There is no civilization without deep discontent.
“A good deal of modern American culture is an extended experiment in the effects of depriving people of what they crave most.
Happiness is within range only for adroit people who give the slip to America’s values.” – Thomas Lewis
Retain wonder. The abandonment of the part of ourselves that is in touch with the ‘miraculous’ is abandonment of life.
Carl Jung tells the story of a man who comes to him for therapy, apparently at the insistence of his wife.
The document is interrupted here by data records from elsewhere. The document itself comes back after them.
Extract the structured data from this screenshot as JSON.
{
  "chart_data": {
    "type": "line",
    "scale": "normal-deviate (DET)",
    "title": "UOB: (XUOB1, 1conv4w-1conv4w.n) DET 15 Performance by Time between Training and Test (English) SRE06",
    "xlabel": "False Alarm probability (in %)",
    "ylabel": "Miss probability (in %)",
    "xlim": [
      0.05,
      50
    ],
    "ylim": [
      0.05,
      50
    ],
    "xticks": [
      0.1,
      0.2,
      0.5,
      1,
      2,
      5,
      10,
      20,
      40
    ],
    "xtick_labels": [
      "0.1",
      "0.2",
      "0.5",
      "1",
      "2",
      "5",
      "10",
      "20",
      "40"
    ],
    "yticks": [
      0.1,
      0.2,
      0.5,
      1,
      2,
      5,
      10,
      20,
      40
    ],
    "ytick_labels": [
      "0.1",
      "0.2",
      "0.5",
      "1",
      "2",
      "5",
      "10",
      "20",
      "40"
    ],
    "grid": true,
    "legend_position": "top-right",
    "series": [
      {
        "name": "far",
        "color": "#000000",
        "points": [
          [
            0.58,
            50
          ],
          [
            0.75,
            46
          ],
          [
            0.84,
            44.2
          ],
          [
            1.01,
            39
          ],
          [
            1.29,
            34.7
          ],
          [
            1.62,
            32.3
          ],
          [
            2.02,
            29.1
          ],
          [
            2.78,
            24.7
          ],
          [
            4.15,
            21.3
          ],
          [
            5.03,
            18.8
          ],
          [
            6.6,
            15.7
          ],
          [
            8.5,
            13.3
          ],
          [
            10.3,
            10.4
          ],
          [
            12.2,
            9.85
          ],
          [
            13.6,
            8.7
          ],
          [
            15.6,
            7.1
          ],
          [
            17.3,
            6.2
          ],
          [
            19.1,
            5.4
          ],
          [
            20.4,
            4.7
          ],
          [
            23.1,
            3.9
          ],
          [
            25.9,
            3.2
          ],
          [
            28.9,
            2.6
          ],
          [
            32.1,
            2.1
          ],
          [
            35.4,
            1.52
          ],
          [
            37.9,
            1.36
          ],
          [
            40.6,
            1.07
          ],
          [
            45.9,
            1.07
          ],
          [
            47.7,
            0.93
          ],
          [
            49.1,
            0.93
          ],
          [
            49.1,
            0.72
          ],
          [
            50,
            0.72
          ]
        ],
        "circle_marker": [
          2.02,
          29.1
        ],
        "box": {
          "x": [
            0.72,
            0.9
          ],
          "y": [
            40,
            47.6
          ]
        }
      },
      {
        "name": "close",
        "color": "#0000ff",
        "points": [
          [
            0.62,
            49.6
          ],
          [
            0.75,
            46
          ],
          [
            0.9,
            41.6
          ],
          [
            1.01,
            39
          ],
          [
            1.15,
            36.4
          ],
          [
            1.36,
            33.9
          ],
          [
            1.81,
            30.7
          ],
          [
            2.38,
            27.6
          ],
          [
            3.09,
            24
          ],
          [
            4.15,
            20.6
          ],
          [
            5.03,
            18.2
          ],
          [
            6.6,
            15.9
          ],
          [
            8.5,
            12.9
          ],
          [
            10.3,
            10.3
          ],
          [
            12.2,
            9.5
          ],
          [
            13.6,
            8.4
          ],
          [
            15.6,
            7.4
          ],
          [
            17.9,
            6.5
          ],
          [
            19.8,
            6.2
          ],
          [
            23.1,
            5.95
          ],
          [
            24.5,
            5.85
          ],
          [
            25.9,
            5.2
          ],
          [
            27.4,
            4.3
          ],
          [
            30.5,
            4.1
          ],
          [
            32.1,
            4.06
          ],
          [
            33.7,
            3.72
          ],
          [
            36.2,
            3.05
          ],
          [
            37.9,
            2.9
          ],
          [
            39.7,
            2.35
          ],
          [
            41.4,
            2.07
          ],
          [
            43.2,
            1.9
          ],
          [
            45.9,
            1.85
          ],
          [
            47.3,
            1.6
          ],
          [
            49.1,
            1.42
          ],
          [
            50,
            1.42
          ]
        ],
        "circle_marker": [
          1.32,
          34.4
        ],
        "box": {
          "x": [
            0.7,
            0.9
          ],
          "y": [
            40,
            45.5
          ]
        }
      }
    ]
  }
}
The man is dull as a stick: a Swiss high school principal of about sixty years of age, who did everything “right” all his life, and never experienced a moment of ecstasy or imagination. Jung suggests that he keep a record of his dreams, which he does, showing up at the second session with something potentially disturbing. He dreamt that he entered a darkened room, and found a three-year-old infant covered with feces, and crying. What, he asked Dr. Jung, could it mean? Jung decided not to tell him the obvious: that the baby was himself, that it had had the life crushed out of it at an early age, and was now crying out to be heard. Exposing the “shadow” to the light of day, Jung told himself, would precipitate a psychosis in this poor guy; he wouldn’t be able to handle the psychic confrontation. So Jung gave him some sort of neutral explanation, saw the man a few more times, finally pronounced him “cured,” and let him go.
Morris Berman writes :
One wonders if the good doctor did the right thing. Is a living death preferable to a psychotic awakening?
On the other hand—and I have a feeling Jung would agree with me on this—aren’t we all that man, to some degree? Perhaps not as wigged out, but it may be a question of degree, nothing more.
Tolstoy wrote that it was but a slight step from a five-year-old boy to a man of fifty, but a huge distance between a newborn and a five-year-old.